Jori - Balancing Your Inner Rhythm
The Jori, also known as Panjabi Pakhawaj, is an instrument created in the court of the fifth Sikh Guru, Guru Arjan Dev Ji, by two musicians of the court, Satta and Balwand.
The Jori emerged from the Mardang, which is a one-barrel drum: they cut this one-piece instrument into two separate pieces to create the Jori, which means 'pair'.
The sound generated from this instrument is much louder and deeper than that of the Tabla. This was a practical necessity 300 years ago, before the technology of microphones and electrical amplifiers existed, when thousands of people would sit and listen to Kirtan outdoors, a situation demanding versatile instruments that could carry the sound. The Jori is a prime example of the acoustic art required to play in an outdoor setting without technical aids. Sadly this instrument is not commonly used for singing Kirtan in modern-day scenarios.
The world-famous Tabla evolved from the Jori during the microphone era and has routinely been used to accompany playback singing as it has a considerably softer sound than that of the Jori.

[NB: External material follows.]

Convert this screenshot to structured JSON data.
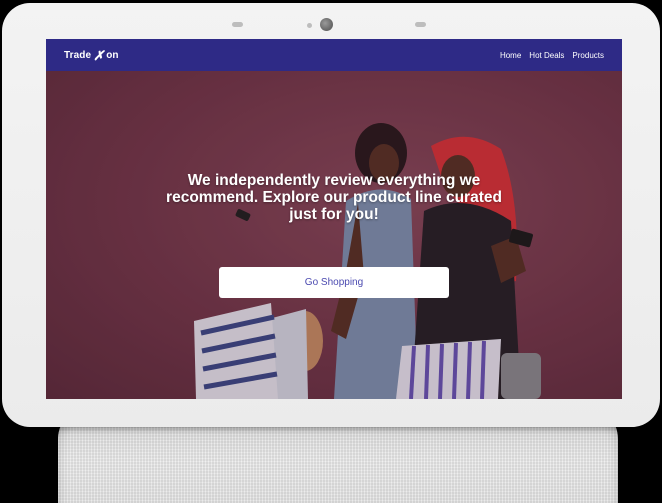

The Jori requires the use of fresh dough on the bass drum (dhama), and the treble drum (dhaiya) has ink (shahee) on the skin. To apply and remove fresh dough for each sitting involves considerable effort and maintenance, the need for which was removed by the substitution of Tabla, which has ink on the skin of both drums. The Tabla bass drum is made from metal, whereas for the Jori both drums are made of tun wood, which is classed as the best quality wood for musical instruments.